When my mother had found a gopher when I was a toddler, by father had charged in and beat the thing over the head with a handy piece of firewood. None such around me though, and the critter is starting to make tracks. "Trista! Grab that bucket, we'll trap the bugger!" I yell, and grab a short-handled, square ended shovel. I'm not sure what I had planned to do with it when I picked it up-maybe scoop it into the bucket? Oh yeah. Drown it-that was the plan!

The gopher is still running, so I whack it with the shovel to make it stop. Tristan, not realizing he would actually be needed to take part in the execution, dithered. "The bucket!" I holler enthusiastically, and enthusiastically alternating in trying to scoop it up and whacking it to make it stop moving.

Then we no longer needed the bucket.

I had scooped the gopher in half.

I 'm not quite sure how it happened. But it was dead, so maybe it doesn't matter.

After moving to a less rural area a few years back, I thought these were things of the past. I had forgotten that when I visit home, the inevitable "coincidence" will happen.

Case in Point:

*phone rings*
"Hey...we're driving down the driveway, and there's a dead skunk trapped under the bottom hot wire, shorting it out. Can you get it out?"

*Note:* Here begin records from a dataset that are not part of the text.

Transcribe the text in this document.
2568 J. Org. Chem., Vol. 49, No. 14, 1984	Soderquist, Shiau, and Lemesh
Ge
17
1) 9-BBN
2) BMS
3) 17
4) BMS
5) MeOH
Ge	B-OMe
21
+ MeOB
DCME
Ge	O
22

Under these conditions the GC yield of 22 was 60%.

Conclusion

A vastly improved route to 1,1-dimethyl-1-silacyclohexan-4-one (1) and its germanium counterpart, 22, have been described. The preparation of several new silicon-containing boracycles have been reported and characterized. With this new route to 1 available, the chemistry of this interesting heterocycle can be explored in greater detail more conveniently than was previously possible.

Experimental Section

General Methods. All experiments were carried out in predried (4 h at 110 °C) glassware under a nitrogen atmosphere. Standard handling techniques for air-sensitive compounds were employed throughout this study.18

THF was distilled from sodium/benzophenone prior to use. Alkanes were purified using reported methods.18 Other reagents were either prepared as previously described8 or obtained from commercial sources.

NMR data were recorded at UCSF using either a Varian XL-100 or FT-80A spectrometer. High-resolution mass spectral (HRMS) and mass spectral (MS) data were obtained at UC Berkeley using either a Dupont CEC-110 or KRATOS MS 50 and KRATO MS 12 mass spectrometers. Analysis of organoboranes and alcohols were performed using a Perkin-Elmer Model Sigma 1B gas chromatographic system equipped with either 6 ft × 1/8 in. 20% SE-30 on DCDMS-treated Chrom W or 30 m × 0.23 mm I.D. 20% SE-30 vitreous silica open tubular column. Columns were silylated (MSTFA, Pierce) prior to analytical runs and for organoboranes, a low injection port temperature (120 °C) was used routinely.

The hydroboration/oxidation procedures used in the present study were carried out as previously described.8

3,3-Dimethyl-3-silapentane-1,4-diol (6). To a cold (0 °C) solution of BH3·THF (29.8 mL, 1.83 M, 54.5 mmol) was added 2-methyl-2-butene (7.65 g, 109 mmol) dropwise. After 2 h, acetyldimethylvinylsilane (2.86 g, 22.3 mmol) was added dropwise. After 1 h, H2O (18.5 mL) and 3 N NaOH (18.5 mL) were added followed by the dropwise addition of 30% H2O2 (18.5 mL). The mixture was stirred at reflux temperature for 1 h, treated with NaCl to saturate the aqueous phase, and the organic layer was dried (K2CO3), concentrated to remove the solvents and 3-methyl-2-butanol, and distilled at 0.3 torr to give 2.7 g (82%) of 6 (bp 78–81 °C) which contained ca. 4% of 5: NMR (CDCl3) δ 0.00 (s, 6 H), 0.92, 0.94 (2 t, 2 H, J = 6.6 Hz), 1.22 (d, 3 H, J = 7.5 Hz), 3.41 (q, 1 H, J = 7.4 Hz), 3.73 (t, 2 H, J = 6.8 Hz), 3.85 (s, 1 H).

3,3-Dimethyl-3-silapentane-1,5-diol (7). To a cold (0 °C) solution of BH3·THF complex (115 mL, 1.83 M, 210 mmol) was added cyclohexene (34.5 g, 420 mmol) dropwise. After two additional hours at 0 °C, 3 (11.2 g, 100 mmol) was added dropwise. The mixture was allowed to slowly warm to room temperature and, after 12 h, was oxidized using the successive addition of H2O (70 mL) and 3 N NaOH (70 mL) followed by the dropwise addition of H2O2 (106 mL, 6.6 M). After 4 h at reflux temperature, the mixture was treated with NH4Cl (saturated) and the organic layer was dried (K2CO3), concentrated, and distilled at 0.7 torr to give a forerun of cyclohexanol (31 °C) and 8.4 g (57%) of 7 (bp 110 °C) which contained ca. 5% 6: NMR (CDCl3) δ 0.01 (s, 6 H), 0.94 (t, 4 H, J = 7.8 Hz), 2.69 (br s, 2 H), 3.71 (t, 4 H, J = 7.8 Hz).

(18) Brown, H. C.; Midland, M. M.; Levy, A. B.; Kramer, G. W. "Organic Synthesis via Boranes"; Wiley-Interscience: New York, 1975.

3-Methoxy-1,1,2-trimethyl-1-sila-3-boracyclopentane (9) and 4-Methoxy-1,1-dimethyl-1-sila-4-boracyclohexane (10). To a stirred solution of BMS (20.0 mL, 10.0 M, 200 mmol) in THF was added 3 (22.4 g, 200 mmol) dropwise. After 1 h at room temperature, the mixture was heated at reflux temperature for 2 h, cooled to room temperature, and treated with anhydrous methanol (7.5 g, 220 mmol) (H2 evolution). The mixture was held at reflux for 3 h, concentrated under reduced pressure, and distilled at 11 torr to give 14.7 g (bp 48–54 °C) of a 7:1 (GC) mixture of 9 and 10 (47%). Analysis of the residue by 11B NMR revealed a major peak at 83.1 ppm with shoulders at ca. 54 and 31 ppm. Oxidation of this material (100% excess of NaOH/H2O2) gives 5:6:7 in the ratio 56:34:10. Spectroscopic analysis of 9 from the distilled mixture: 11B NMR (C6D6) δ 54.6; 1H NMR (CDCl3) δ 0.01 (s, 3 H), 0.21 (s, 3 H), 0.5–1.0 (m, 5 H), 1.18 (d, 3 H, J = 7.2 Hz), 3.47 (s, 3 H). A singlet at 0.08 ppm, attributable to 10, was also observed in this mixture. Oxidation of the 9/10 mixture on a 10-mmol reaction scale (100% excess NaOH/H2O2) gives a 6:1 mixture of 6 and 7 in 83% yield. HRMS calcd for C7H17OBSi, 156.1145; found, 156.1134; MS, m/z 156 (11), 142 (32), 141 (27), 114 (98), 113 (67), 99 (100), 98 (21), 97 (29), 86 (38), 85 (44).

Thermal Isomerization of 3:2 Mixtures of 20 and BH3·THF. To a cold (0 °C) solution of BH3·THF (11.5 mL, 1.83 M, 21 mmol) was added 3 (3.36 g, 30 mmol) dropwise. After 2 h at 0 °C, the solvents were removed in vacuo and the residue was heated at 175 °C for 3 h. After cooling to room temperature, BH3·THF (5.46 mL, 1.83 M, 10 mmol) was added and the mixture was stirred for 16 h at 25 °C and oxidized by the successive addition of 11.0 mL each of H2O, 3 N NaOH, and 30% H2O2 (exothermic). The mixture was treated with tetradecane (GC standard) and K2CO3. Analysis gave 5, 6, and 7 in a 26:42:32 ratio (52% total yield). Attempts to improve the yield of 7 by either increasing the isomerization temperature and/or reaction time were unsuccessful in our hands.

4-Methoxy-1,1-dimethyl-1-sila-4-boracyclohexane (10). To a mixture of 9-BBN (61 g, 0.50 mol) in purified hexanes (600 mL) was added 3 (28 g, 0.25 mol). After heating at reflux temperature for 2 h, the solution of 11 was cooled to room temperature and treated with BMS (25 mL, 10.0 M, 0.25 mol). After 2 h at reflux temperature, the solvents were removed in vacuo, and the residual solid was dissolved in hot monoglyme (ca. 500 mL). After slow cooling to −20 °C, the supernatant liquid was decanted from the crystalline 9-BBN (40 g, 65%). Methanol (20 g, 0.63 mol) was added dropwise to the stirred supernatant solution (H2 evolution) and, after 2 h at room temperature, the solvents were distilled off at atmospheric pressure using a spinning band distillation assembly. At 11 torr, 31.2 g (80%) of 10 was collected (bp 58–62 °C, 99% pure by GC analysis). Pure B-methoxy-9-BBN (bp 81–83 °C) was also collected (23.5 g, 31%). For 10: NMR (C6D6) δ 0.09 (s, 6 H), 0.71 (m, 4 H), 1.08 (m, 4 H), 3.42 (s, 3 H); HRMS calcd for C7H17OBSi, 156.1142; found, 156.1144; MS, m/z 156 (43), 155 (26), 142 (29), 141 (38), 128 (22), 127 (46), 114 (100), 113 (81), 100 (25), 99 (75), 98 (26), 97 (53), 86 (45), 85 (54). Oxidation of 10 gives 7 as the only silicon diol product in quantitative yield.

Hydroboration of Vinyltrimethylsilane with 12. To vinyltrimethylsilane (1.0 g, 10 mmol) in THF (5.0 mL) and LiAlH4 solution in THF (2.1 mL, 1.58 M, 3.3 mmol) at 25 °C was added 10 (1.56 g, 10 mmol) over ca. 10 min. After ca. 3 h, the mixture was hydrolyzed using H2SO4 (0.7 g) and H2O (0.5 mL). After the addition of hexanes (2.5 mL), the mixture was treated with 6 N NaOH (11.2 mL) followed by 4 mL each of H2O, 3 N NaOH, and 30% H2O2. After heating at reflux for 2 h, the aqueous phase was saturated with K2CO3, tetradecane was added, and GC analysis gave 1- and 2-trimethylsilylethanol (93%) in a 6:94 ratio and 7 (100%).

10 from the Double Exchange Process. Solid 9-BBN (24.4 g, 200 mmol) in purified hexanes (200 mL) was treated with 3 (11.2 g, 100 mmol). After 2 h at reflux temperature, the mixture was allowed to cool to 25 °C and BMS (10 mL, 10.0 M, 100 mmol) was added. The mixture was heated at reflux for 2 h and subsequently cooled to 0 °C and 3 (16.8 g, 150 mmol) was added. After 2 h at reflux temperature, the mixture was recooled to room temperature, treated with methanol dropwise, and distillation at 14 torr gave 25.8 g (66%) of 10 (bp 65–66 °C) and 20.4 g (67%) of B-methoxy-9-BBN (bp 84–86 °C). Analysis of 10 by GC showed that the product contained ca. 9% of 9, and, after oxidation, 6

What I'm sure she meant to say was pry it out, because when I fetched my stick, my camera (yes. oh yes.) and my little bro who had the misfortune to be around again, pry was exactly the word. And trust me, electrified and scorched bloating skunk is not the best way to start one's day.

But.

Heads up.

I am considering letting you start yours with just such a picture someday. After all, that's what cameras are for, oi?